U.S. economic data from late summer has been largely positive. However, global financial markets have exhibited a high degree of volatility and this creates the potential for an adverse feedback loop back to the U.S. economy. The global stock market sell-off that was triggered in China, and rolled through Europe before cascading over U.S. markets appears to have run its course. But this cannot be said definitively.
About China, nothing can be said definitively. The Chinese economy appears to be slowing down, well below the official 7 percent year-over-year real GDP growth rate reported for 2015Q2. Current estimates of real GDP growth for China range from 5 to 3.5 percent , with outlier estimates down to zero. Countries tightly linked to China through international trade, such as Australia, Brazil and most east-Asian economies, are already feeling the drag from a weaker China. Japan, the most leveraged of all major economies, is tightly linked to China. Slow growth and high leverage is an unattractive combination for both China and Japan.

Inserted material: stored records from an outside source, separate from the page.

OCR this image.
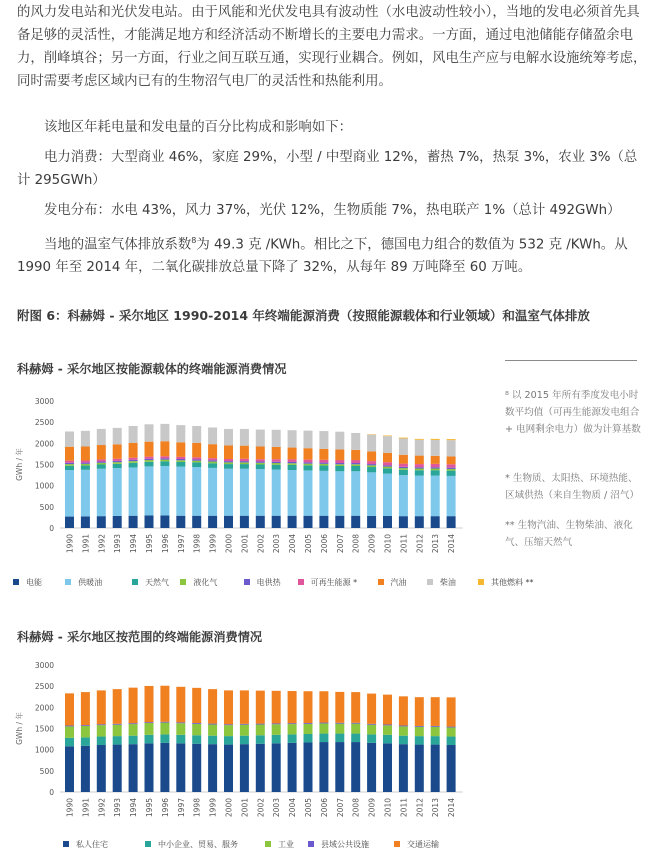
的风力发电站和光伏发电站。由于风能和光伏发电具有波动性（水电波动性较小），当地的发电必须首先具备足够的灵活性，才能满足地方和经济活动不断增长的主要电力需求。一方面，通过电池储能存储盈余电力，削峰填谷；另一方面，行业之间互联互通，实现行业耦合。例如，风电生产应与电解水设施统筹考虑，同时需要考虑区域内已有的生物沼气电厂的灵活性和热能利用。
该地区年耗电量和发电量的百分比构成和影响如下：
电力消费：大型商业 46%，家庭 29%，小型 / 中型商业 12%，蓄热 7%，热泵 3%，农业 3%（总计 295GWh）
发电分布：水电 43%，风力 37%，光伏 12%，生物质能 7%，热电联产 1%（总计 492GWh）
当地的温室气体排放系数$^8$为 49.3 克 /KWh。相比之下，德国电力组合的数值为 532 克 /KWh。从 1990 年至 2014 年，二氧化碳排放总量下降了 32%，从每年 89 万吨降至 60 万吨。
附图 6：科赫姆 - 采尔地区 1990-2014 年终端能源消费（按照能源载体和行业领域）和温室气体排放
科赫姆 - 采尔地区按能源载体的终端能源消费情况
0
500
1000
1500
2000
2500
3000
GWh / 年
1990 1991 1992 1993 1994 1995 1996 1997 1998 1999 2000 2001 2002 2003 2004 2005 2006 2007 2008 2009 2010 2011 2012 2013 2014
电能	供暖油	天然气	液化气	电供热	可再生能源 *	汽油	柴油	其他燃料 **
⁸ 以 2015 年所有季度发电小时数平均值（可再生能源发电组合 + 电网剩余电力）做为计算基数
* 生物质、太阳热、环境热能、区域供热（来自生物质 / 沼气）
** 生物汽油、生物柴油、液化气、压缩天然气
科赫姆 - 采尔地区按范围的终端能源消费情况
0
500
1000
1500
2000
2500
3000
GWh / 年
1990 1991 1992 1993 1994 1995 1996 1997 1998 1999 2000 2001 2002 2003 2004 2005 2006 2007 2008 2009 2010 2011 2012 2013 2014
私人住宅	中小企业、贸易、服务	工业	县域公共设施	交通运输
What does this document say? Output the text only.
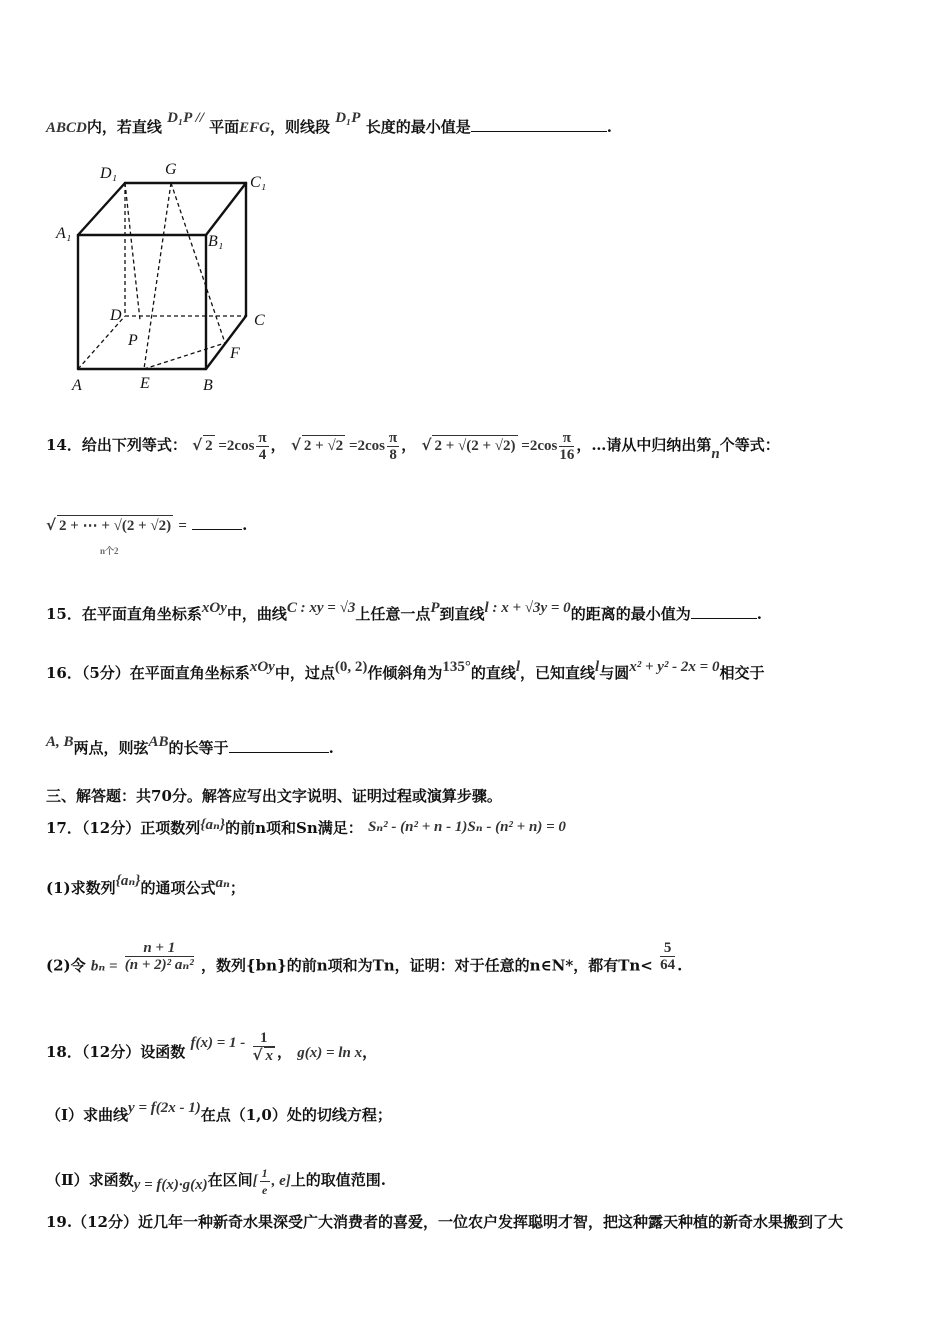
ABCD内，若直线 D₁P // 平面EFG，则线段 D₁P 长度的最小值是	.
D₁	G
C₁
A₁	B₁
D	C
P
F
A	E	B
14．给出下列等式： √ $2 =2\cos \frac{\pi}{4}$ ， √ $2 + √2 =2\cos \frac{\pi}{8}$ ， √ $2 + √(2 + √2) =2\cos \frac{\pi}{16}$ ，…请从中归纳出第n个等式：
√ 2 + ⋯ + √(2 + √2)
n个2
=	.
15．在平面直角坐标系xOy中，曲线C : xy = √3上任意一点P到直线l : x + √3y = 0的距离的最小值为	.
16．（5分）在平面直角坐标系xOy中，过点(0, 2)作倾斜角为135°的直线l，已知直线l与圆x² + y² - 2x = 0相交于
A, B两点，则弦AB的长等于	.
三、解答题：共70分。解答应写出文字说明、证明过程或演算步骤。
17．（12分）正项数列{aₙ}的前n项和Sn满足： Sₙ² - (n² + n - 1)Sₙ - (n² + n) = 0
(1)求数列{aₙ}的通项公式aₙ；
(2)令 $b_n = \frac{n + 1}{\text{(n + 2)² aₙ²}}$ ，数列{bn}的前n项和为Tn，证明：对于任意的n∈N*，都有$Tn< \frac{5}{64}$ .
18．（12分）设函数 $f(x) = 1 - \frac{1}{√ x}$ ， g(x) = ln x，
（Ⅰ）求曲线y = f(2x - 1)在点（1,0）处的切线方程；
（Ⅱ）求函数y = f(x)·g(x)在区间[ $\frac{1}{e}$ , e]上的取值范围.
19.（12分）近几年一种新奇水果深受广大消费者的喜爱，一位农户发挥聪明才智，把这种露天种植的新奇水果搬到了大
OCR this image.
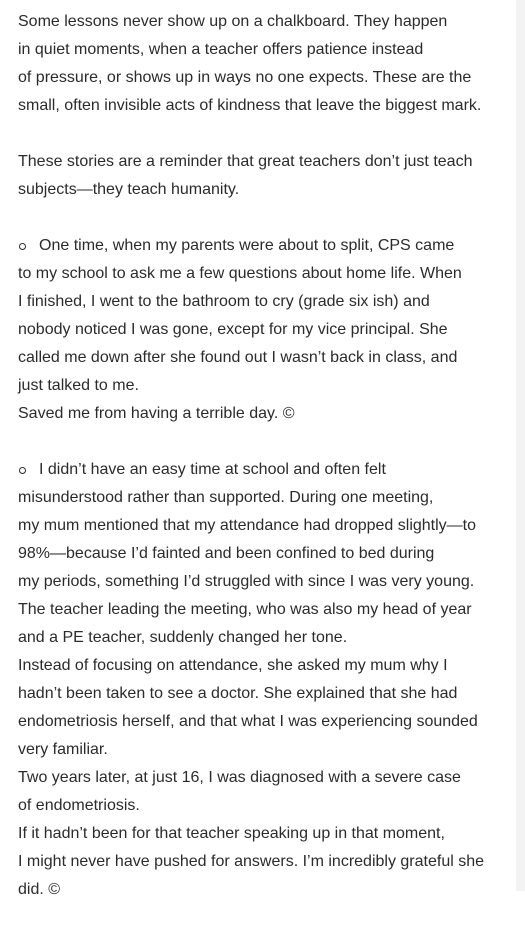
Some lessons never show up on a chalkboard. They happen
in quiet moments, when a teacher offers patience instead
of pressure, or shows up in ways no one expects. These are the
small, often invisible acts of kindness that leave the biggest mark.

These stories are a reminder that great teachers don’t just teach
subjects—they teach humanity.

One time, when my parents were about to split, CPS came
to my school to ask me a few questions about home life. When
I finished, I went to the bathroom to cry (grade six ish) and
nobody noticed I was gone, except for my vice principal. She
called me down after she found out I wasn’t back in class, and
just talked to me.
Saved me from having a terrible day. ©
I didn’t have an easy time at school and often felt
misunderstood rather than supported. During one meeting,
my mum mentioned that my attendance had dropped slightly—to
98%—because I’d fainted and been confined to bed during
my periods, something I’d struggled with since I was very young.
The teacher leading the meeting, who was also my head of year
and a PE teacher, suddenly changed her tone.
Instead of focusing on attendance, she asked my mum why I
hadn’t been taken to see a doctor. She explained that she had
endometriosis herself, and that what I was experiencing sounded
very familiar.
Two years later, at just 16, I was diagnosed with a severe case
of endometriosis.
If it hadn’t been for that teacher speaking up in that moment,
I might never have pushed for answers. I’m incredibly grateful she
did. ©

The U.S. is not as tightly coupled to China, but it would be an overstatement to say that the U.S. economy is entirely decoupled from China. China is simply too big and globally connected to ignore.

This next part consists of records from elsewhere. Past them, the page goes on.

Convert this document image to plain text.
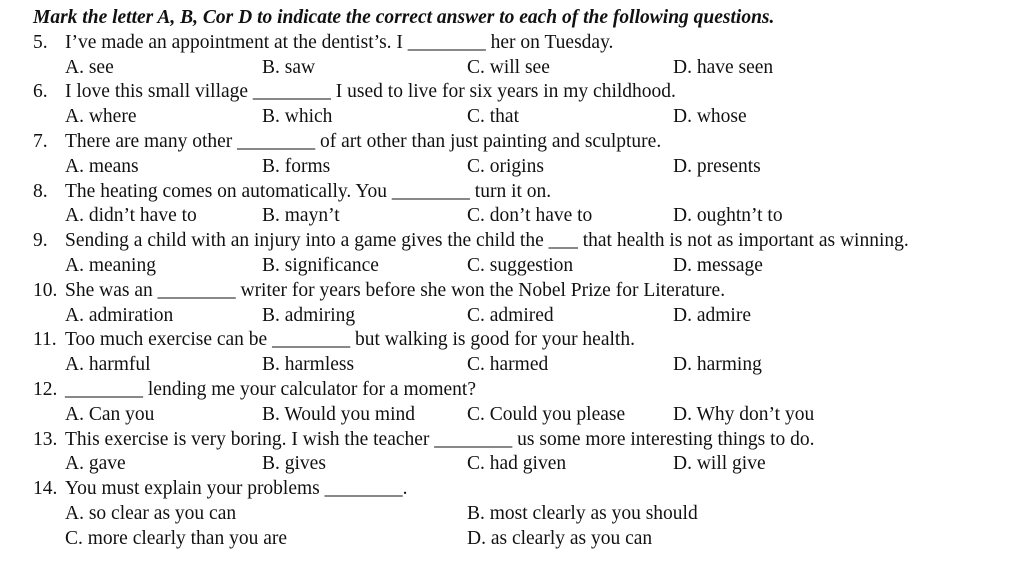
Mark the letter A, B, Cor D to indicate the correct answer to each of the following questions.
5. I’ve made an appointment at the dentist’s. I ________ her on Tuesday.
A. see	B. saw	C. will see	D. have seen
6. I love this small village ________ I used to live for six years in my childhood.
A. where	B. which	C. that	D. whose
7. There are many other ________ of art other than just painting and sculpture.
A. means	B. forms	C. origins	D. presents
8. The heating comes on automatically. You ________ turn it on.
A. didn’t have to	B. mayn’t	C. don’t have to	D. oughtn’t to
9. Sending a child with an injury into a game gives the child the ___ that health is not as important as winning.
A. meaning	B. significance	C. suggestion	D. message
10. She was an ________ writer for years before she won the Nobel Prize for Literature.
A. admiration	B. admiring	C. admired	D. admire
11. Too much exercise can be ________ but walking is good for your health.
A. harmful	B. harmless	C. harmed	D. harming
12. ________ lending me your calculator for a moment?
A. Can you	B. Would you mind	C. Could you please D. Why don’t you
13. This exercise is very boring. I wish the teacher ________ us some more interesting things to do.
A. gave	B. gives	C. had given	D. will give
14. You must explain your problems ________.
A. so clear as you can	B. most clearly as you should
C. more clearly than you are	D. as clearly as you can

What we can say about the U.S. economy is that momentum appears to be growing in the consumer sector, which accounts for two-thirds of U.S. GDP. Low gasoline prices, strong job growth and firming house prices have put the wind at the back of U.S. consumers.

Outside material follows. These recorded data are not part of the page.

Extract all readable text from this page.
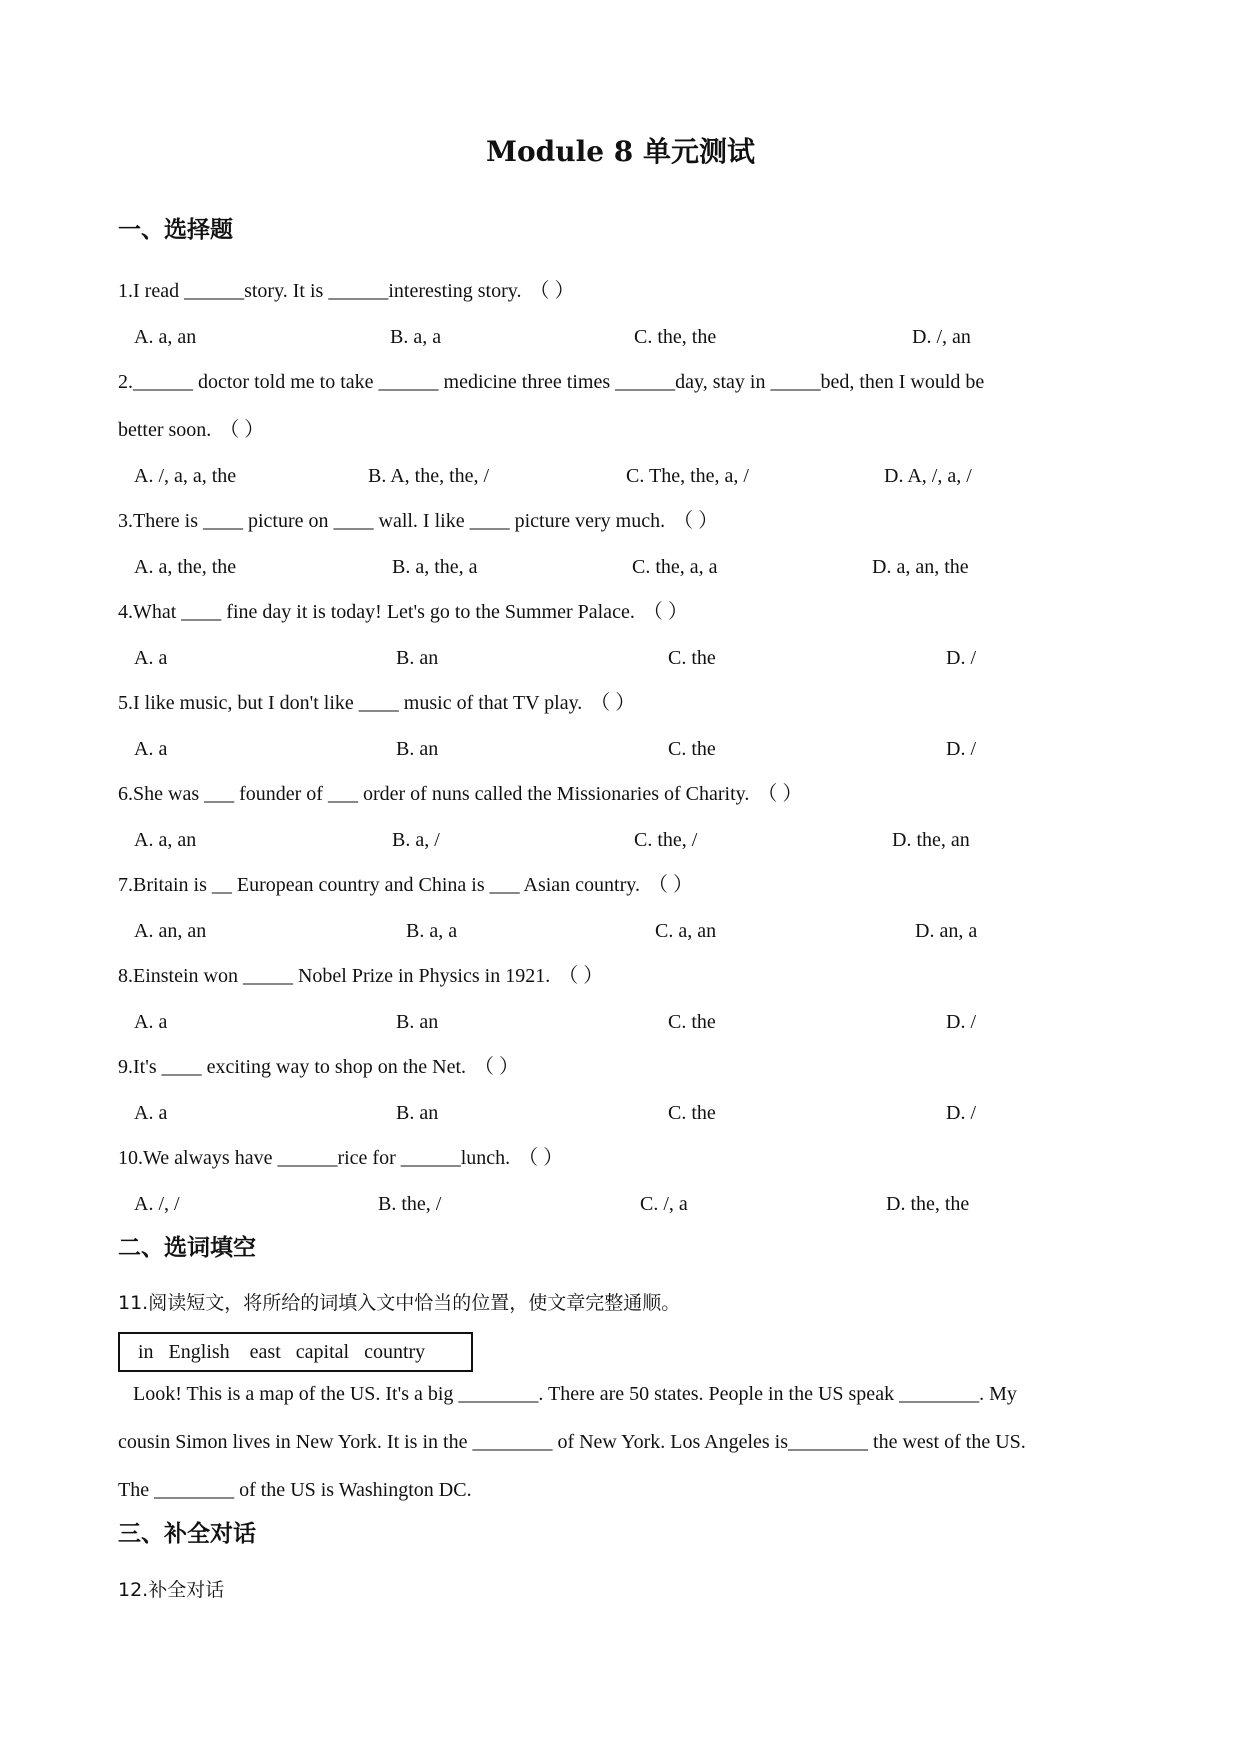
Module 8 单元测试
一、选择题
1.I read ______story. It is ______interesting story. （ ）
A. a, an	B. a, a	C. the, the	D. /, an
2.______ doctor told me to take ______ medicine three times ______day, stay in _____bed, then I would be
better soon. （ ）
A. /, a, a, the	B. A, the, the, /	C. The, the, a, /	D. A, /, a, /
3.There is ____ picture on ____ wall. I like ____ picture very much. （ ）
A. a, the, the	B. a, the, a	C. the, a, a	D. a, an, the
4.What ____ fine day it is today! Let's go to the Summer Palace. （ ）
A. a	B. an	C. the	D. /
5.I like music, but I don't like ____ music of that TV play. （ ）
A. a	B. an	C. the	D. /
6.She was ___ founder of ___ order of nuns called the Missionaries of Charity. （ ）
A. a, an	B. a, /	C. the, /	D. the, an
7.Britain is __ European country and China is ___ Asian country. （ ）
A. an, an	B. a, a	C. a, an	D. an, a
8.Einstein won _____ Nobel Prize in Physics in 1921. （ ）
A. a	B. an	C. the	D. /
9.It's ____ exciting way to shop on the Net. （ ）
A. a	B. an	C. the	D. /
10.We always have ______rice for ______lunch. （ ）
A. /, /	B. the, /	C. /, a	D. the, the
二、选词填空
11.阅读短文，将所给的词填入文中恰当的位置，使文章完整通顺。
in   English    east   capital   country
Look! This is a map of the US. It's a big ________. There are 50 states. People in the US speak ________. My
cousin Simon lives in New York. It is in the ________ of New York. Los Angeles is________ the west of the US.
The ________ of the US is Washington DC.
三、补全对话
12.补全对话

However, uncertainty emanating from the recent global equity market correction may take some wind out of sails, and the sales, of U.S. consumers. If the correction has run its course, and if businesses continue to hire at at least a moderate pace, then consumer spending will continue as a powerful stabilizing force for the U.S. economy. We believe that that is the most likely outcome.
U.S. real GDP growth for 2015Q2 was revised up to 3.7 percent, confirming a consumer led rebound after the meager 0.6 percent GDP gain for the first quarter. The gain in consumer spending in Q2 accounted for over half the total GDP growth.
Real disposable personal income increased by 0.4 percent in July, the strongest gain since January. Real consumer spending increased by 0.2 percent, pushing the personal saving rate up to 4.9 percent.
Initial claims for unemployment insurance fell by 6,000 for the week ending August 22, to hit 271,000. This very low level of new claims is entirely consistent with ongoing payroll job gains in August. Continuing claims for unemployment insurance gained 13,000 to finish the week of August 15 at a very favorable 2,269,000.
New orders for durable goods increased by 2.0 percent in July, aided by a strong auto industry.
New home sales increased by 5.4 percent, to a 507,000 unit annual rate, after falling in June. The U.S. national Case-Shiller house price index gained 0.1 percent in June, and was up 4.5 percent for the year.
Financial markets are firmly focused on the Federal Reserve, anticipating what policy makers will do at the upcoming September 16/17 FOMC meeting. We believe that the most likely timing for the first fed funds rate increase is still September, but that is not written with overwhelming conviction. We would place the odds of a September rate increase at 30 percent. Late October gets 25 percent and mid-December gets 20 percent, leaving 25 percent for all of 2016. The flattish probability distribution reflects the potential for more financial market stress in the near term.